Overall, there was a 22% reduction in major adverse cardiovascular events in men using SGLT2i compared to men using GLP-1RA, while in women there was no significant difference between SGLT2i and GLP-1RA in terms of impact on serious adverse cardiovascular events.

The group also showed for the first time that SGLT2i, compared with GLP-1RA, reduced the incidence of major CVD in both older men and women (65 years) with type 2 diabetes, men with a history of heart failure, and women with primary atherosclerotic disease of the heart and blood vessels.

The study’s first author, Dr. Apipre Sharma, said the apparent discrepancy between the relative benefits of SGLT2i versus GLP-1RA in men and women with type 2 diabetes warrants further study.

She added: “Recommendations for the treatment of cardiovascular disease associated with type 2 diabetes and heart failure remain the same for men and women, despite known gender differences in the progression and symptoms of these diseases. Our analysis shows that these new classes of antihyperglycemic drugs may in fact. Effects may be better expressed in relation to age and gender, which we believe warrants further study.”

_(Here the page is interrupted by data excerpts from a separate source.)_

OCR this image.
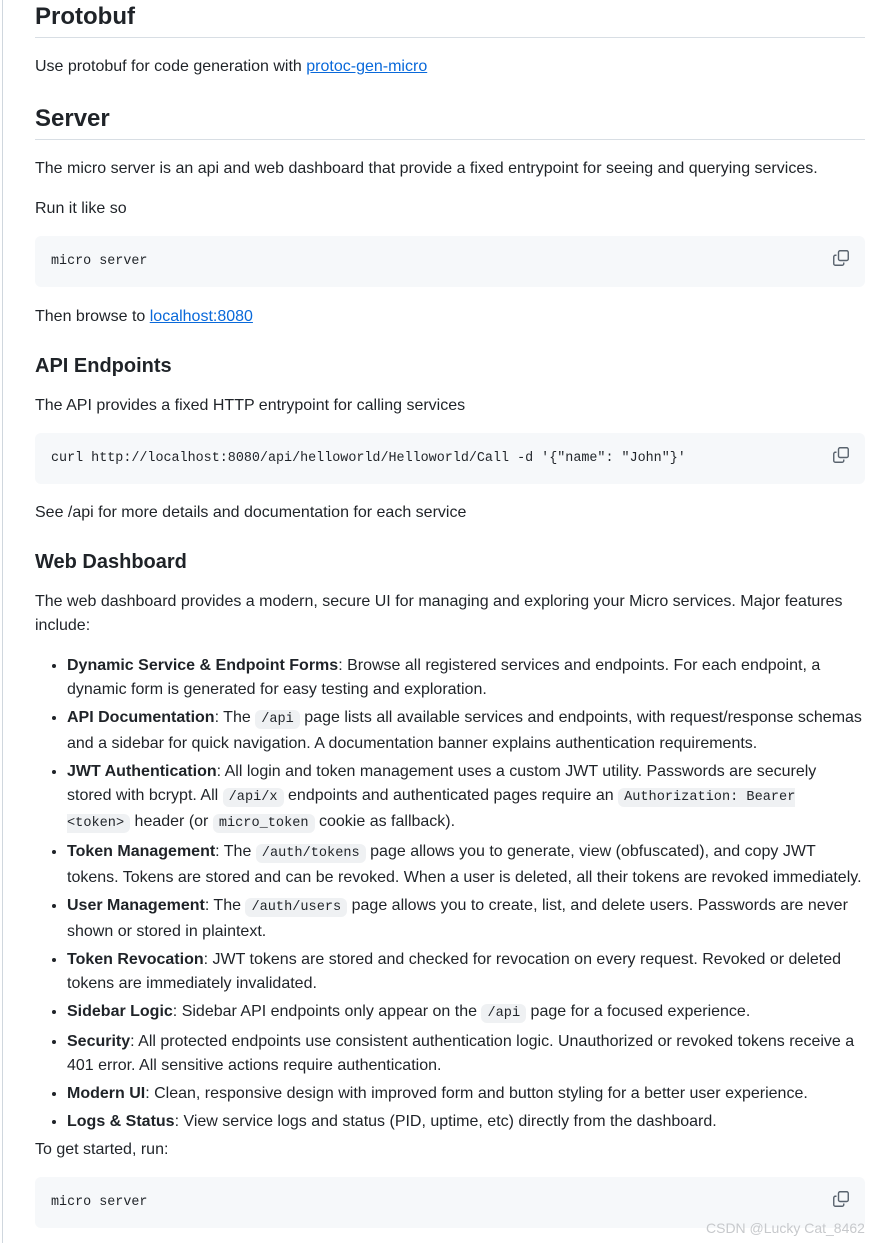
Protobuf

Use protobuf for code generation with protoc-gen-micro

Server

The micro server is an api and web dashboard that provide a fixed entrypoint for seeing and querying services.

Run it like so

micro server

Then browse to localhost:8080

API Endpoints

The API provides a fixed HTTP entrypoint for calling services

curl http://localhost:8080/api/helloworld/Helloworld/Call -d '{"name": "John"}'

See /api for more details and documentation for each service

Web Dashboard

The web dashboard provides a modern, secure UI for managing and exploring your Micro services. Major features include:

• Dynamic Service & Endpoint Forms: Browse all registered services and endpoints. For each endpoint, a dynamic form is generated for easy testing and exploration.
• API Documentation: The /api page lists all available services and endpoints, with request/response schemas and a sidebar for quick navigation. A documentation banner explains authentication requirements.
• JWT Authentication: All login and token management uses a custom JWT utility. Passwords are securely stored with bcrypt. All /api/x endpoints and authenticated pages require an Authorization: Bearer <token> header (or micro_token cookie as fallback).
• Token Management: The /auth/tokens page allows you to generate, view (obfuscated), and copy JWT tokens. Tokens are stored and can be revoked. When a user is deleted, all their tokens are revoked immediately.
• User Management: The /auth/users page allows you to create, list, and delete users. Passwords are never shown or stored in plaintext.
• Token Revocation: JWT tokens are stored and checked for revocation on every request. Revoked or deleted tokens are immediately invalidated.
• Sidebar Logic: Sidebar API endpoints only appear on the /api page for a focused experience.
• Security: All protected endpoints use consistent authentication logic. Unauthorized or revoked tokens receive a 401 error. All sensitive actions require authentication.
• Modern UI: Clean, responsive design with improved form and button styling for a better user experience.
• Logs & Status: View service logs and status (PID, uptime, etc) directly from the dashboard.

To get started, run:

micro server
CSDN @Lucky Cat_8462
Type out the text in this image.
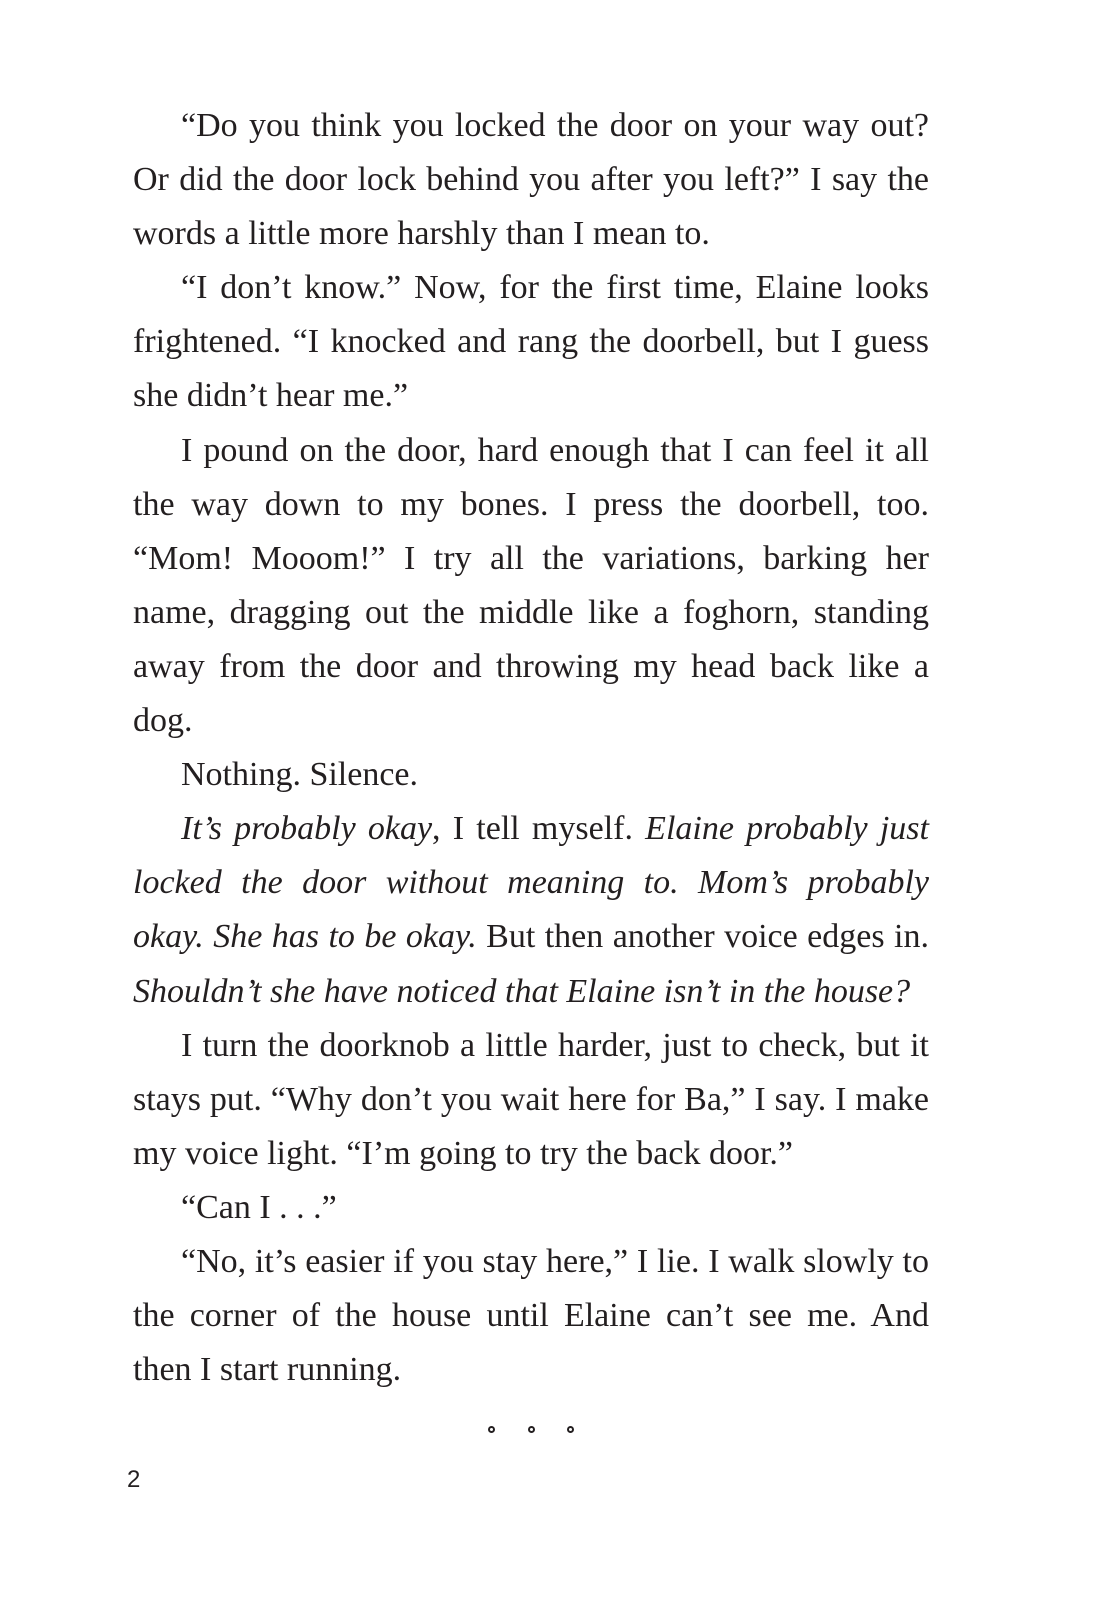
“Do you think you locked the door on your way out? Or did the door lock behind you after you left?” I say the words a little more harshly than I mean to.

“I don’t know.” Now, for the first time, Elaine looks frightened. “I knocked and rang the doorbell, but I guess she didn’t hear me.”

I pound on the door, hard enough that I can feel it all the way down to my bones. I press the doorbell, too. “Mom! Mooom!” I try all the variations, barking her name, dragging out the middle like a foghorn, standing away from the door and throwing my head back like a dog.

Nothing. Silence.

It’s probably okay, I tell myself. Elaine probably just locked the door without meaning to. Mom’s probably okay. She has to be okay. But then another voice edges in. Shouldn’t she have noticed that Elaine isn’t in the house?

I turn the doorknob a little harder, just to check, but it stays put. “Why don’t you wait here for Ba,” I say. I make my voice light. “I’m going to try the back door.”

“Can I . . .”

“No, it’s easier if you stay here,” I lie. I walk slowly to the corner of the house until Elaine can’t see me. And then I start running.

2
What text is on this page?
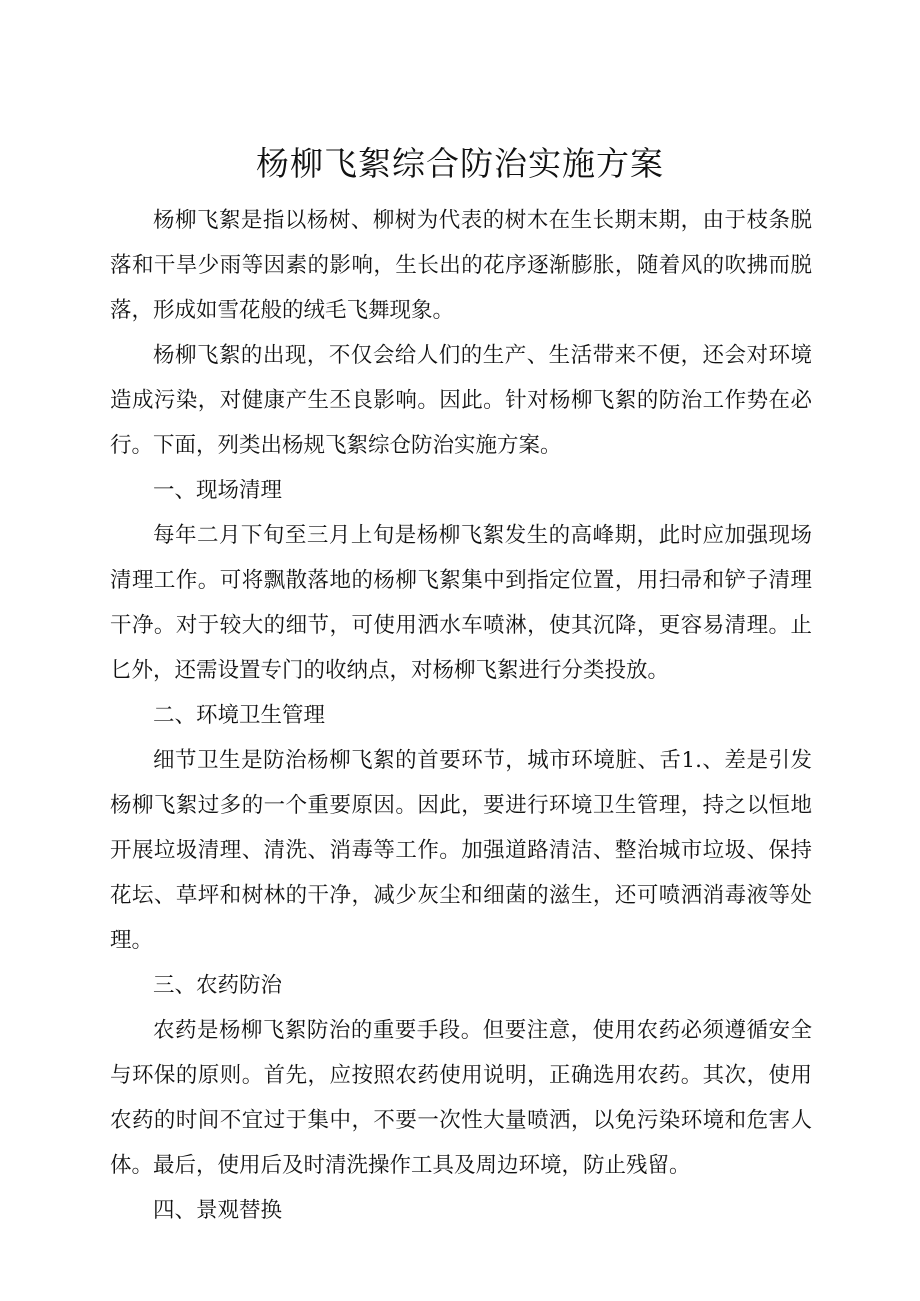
杨柳飞絮综合防治实施方案

杨柳飞絮是指以杨树、柳树为代表的树木在生长期末期，由于枝条脱落和干旱少雨等因素的影响，生长出的花序逐渐膨胀，随着风的吹拂而脱落，形成如雪花般的绒毛飞舞现象。

杨柳飞絮的出现，不仅会给人们的生产、生活带来不便，还会对环境造成污染，对健康产生丕良影响。因此。针对杨柳飞絮的防治工作势在必行。下面，列类出杨规飞絮综仓防治实施方案。

一、现场清理

每年二月下旬至三月上旬是杨柳飞絮发生的高峰期，此时应加强现场清理工作。可将飘散落地的杨柳飞絮集中到指定位置，用扫帚和铲子清理干净。对于较大的细节，可使用洒水车喷淋，使其沉降，更容易清理。止匕外，还需设置专门的收纳点，对杨柳飞絮进行分类投放。

二、环境卫生管理

细节卫生是防治杨柳飞絮的首要环节，城市环境脏、舌1.、差是引发杨柳飞絮过多的一个重要原因。因此，要进行环境卫生管理，持之以恒地开展垃圾清理、清洗、消毒等工作。加强道路清洁、整治城市垃圾、保持花坛、草坪和树林的干净，减少灰尘和细菌的滋生，还可喷洒消毒液等处理。

三、农药防治

农药是杨柳飞絮防治的重要手段。但要注意，使用农药必须遵循安全与环保的原则。首先，应按照农药使用说明，正确选用农药。其次，使用农药的时间不宜过于集中，不要一次性大量喷洒，以免污染环境和危害人体。最后，使用后及时清洗操作工具及周边环境，防止残留。

四、景观替换
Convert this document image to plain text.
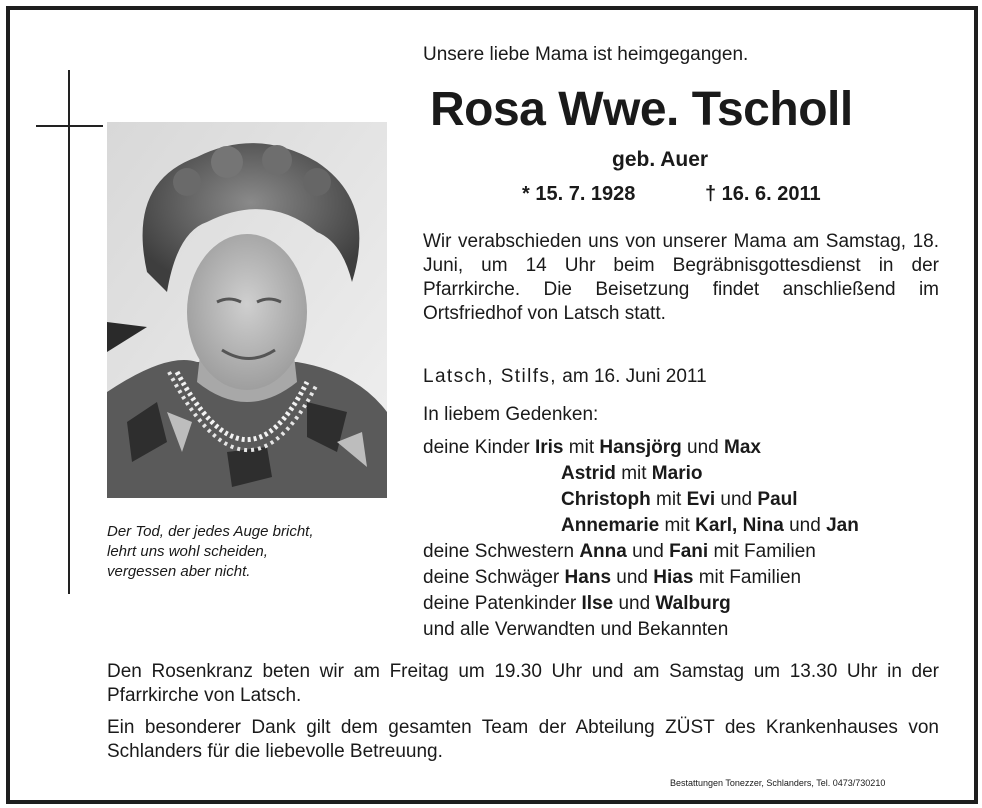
Unsere liebe Mama ist heimgegangen.
Rosa Wwe. Tscholl
geb. Auer
* 15. 7. 1928	† 16. 6. 2011
Wir verabschieden uns von unserer Mama am Samstag, 18. Juni, um 14 Uhr beim Begräbnisgottesdienst in der Pfarrkirche. Die Beisetzung findet anschließend im Ortsfriedhof von Latsch statt.
Latsch, Stilfs, am 16. Juni 2011
In liebem Gedenken:
deine Kinder Iris mit Hansjörg und Max
Astrid mit Mario
Christoph mit Evi und Paul
Annemarie mit Karl, Nina und Jan
deine Schwestern Anna und Fani mit Familien
deine Schwäger Hans und Hias mit Familien
deine Patenkinder Ilse und Walburg
und alle Verwandten und Bekannten
Der Tod, der jedes Auge bricht,
lehrt uns wohl scheiden,
vergessen aber nicht.
Den Rosenkranz beten wir am Freitag um 19.30 Uhr und am Samstag um 13.30 Uhr in der Pfarrkirche von Latsch.
Ein besonderer Dank gilt dem gesamten Team der Abteilung ZÜST des Krankenhauses von Schlanders für die liebevolle Betreuung.
Bestattungen Tonezzer, Schlanders, Tel. 0473/730210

Study co-author Professor Rebecca Ricci noted that there may be a number of reasons why women with type 2 diabetes are more likely to develop cardiovascular disease and heart failure than men with type 2 diabetes.

And she continued, “Women with type 2 diabetes typically have more insulin resistance, endothelial dysfunction, inflammation, abdominal obesity, body mass index, blood glucose and cholesterol levels than men with type 2 diabetes.” the risk of heart failure in postmenopausal women suggests an additional component.

“We hope that the results of this large population-based study will provide a deeper dive into recommendations for more effective drug therapy based on factors such as gender, age, and history of heart failure,” concluded Professor Ricci.